Sunday, 18 March 2012

SROCkite.gif (2521 bytes) Robert Hovey, 1923-2012

Sadly, our orienteering friend Robert Hovey died peacefully in Westmorland General Hospital on the 1st March, his 89th birthday.
For many years Robert involved himself in orienteering as a stalwart member of SROC.
He will always be remembered by his Club friends as a passionate promoter of Ski-O.
He worked tirelessly to try to introduce the sport both nationally and in the northwest.
Like many of us of the same generation, he believed that the amazing winters we enjoyed in the late forties and early fifties would go on forever. It was normal to see a decent cornice on Helvellyn into late May.
It was frustrating for Robert in the seventies and early eighties when the snows hardly ever turned up, especially in large enough quantity to organise a good Ski-O event.
When the snow did fall, Robert wasted no time organising and planning an event at short notice in the Lakes-quite often when the appointed day arrived-surprise, surprise- much of the snow had melted.

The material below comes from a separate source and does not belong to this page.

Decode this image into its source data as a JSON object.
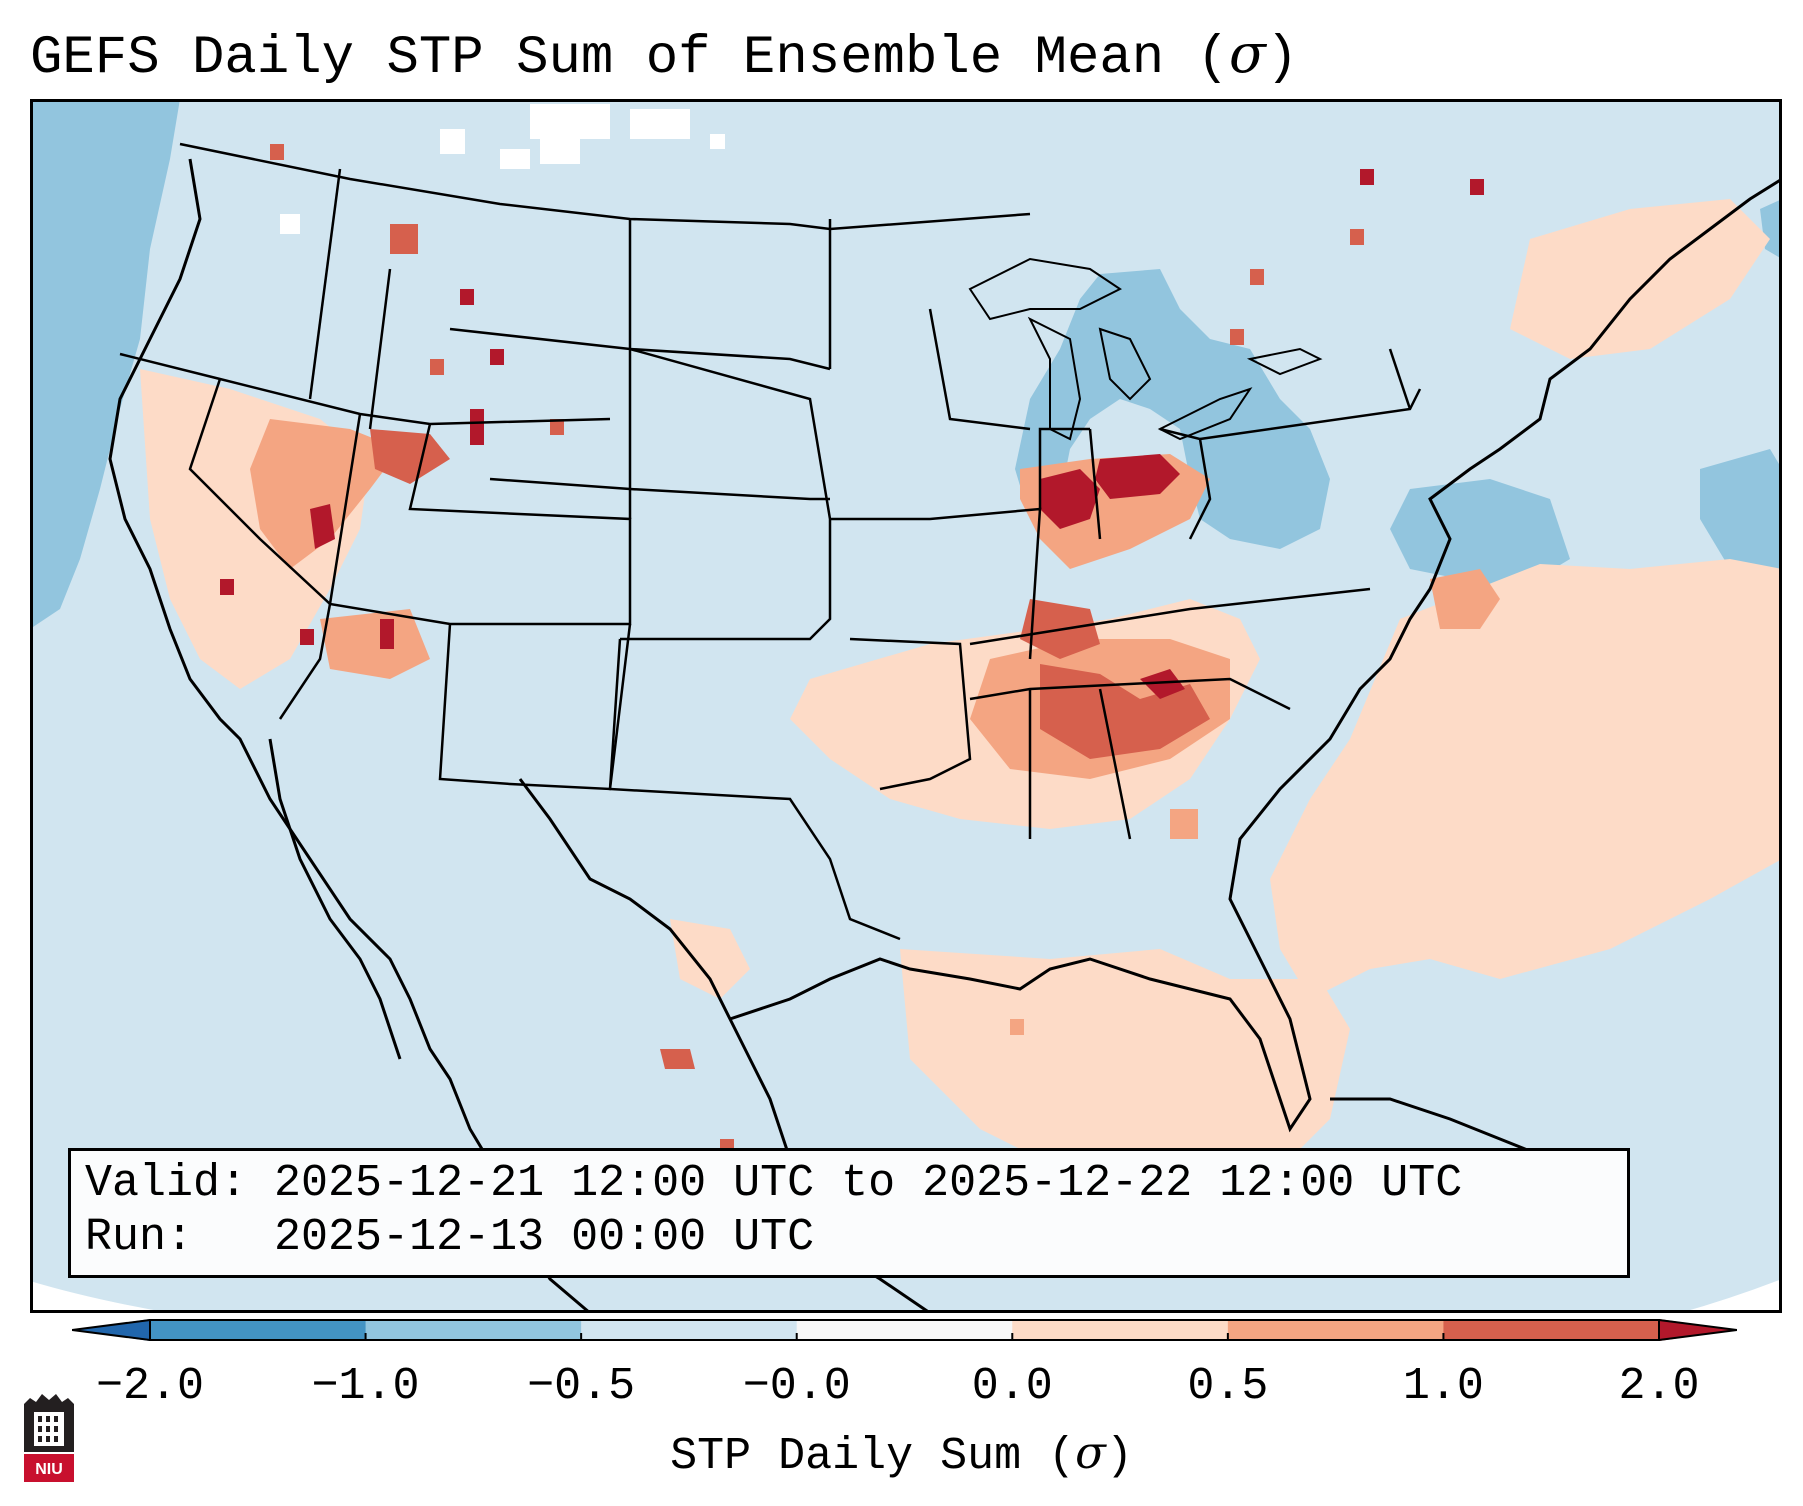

But Robert always rose to the challenge- last minute changes to the courses or whatever else was needed to provide a pleasant day on the slopes.
Robert served as the Ski-O National Secretary for many years and in 1975 he was to experience what was undoubtedly his most fulfilling moment in Ski-O. At a Precursor Event for what would eventually be the World Championships for Ski-O, held in Finland, three British girls, Frances Stone, Patricia Murphy and Isobel Inglis, won a bronze medal in the Relay Event.
In Finland, Ski-O is virtually a national sport and that bronze medal was the first ever placing by a British Team in any event approaching World Orienteering Championship standard.
Then there was a problem- the Finns had never anticipated that the Brits would win any sort of medal. Consequently, there was no Union Jack.
Eventually, to their eternal credit, one was eventually found. Unfortunately it was so enormous and the podium poles were so short that over half the flag was still on the ground when it had been hoisted to the top. With typical British sense of humour, our girls dissolved into laughter and after a short pause to take in the scene, the Finnish crowd joined in the spirit of the moment.
I remember one brief hour I shared with Robert sometime in the nineteen seventies which revealed both his relaxed attitude and his great joy in being out in the forest.
Several of us were re-surveying Broughton Moor for an update of the map- Broughton Moor in the nineteen seventies was completely different from what we see today. There were no felled areas and in this formidable forest some of the early events there can best be described as ‘’character building’’.
After about three hours of surveying, I was ready for a break. I looked at the map and saw that I was close to a stream with a small, inviting clearing-it was such a beautiful day and I knew that sat by the bank I would be in glorious sunshine, eating my sandwiches.
As I emerged from the forest-there was Robert in the exact spot I had chosen. He was lying in the sun; he may even have been reading a book, his packed lunch and his flask at the ready. He greeted me as always, very warmly, and told me of all the wildlife he had seen-a buzzard perhaps or a rare wild forest flower. There was no mention of an interesting feature he may have mapped or a new depression he had discovered!
The joy he found in the forest and the outdoors was his reason for being there.
His was a broad canvas embracing everything that is wonderful about the great outdoors.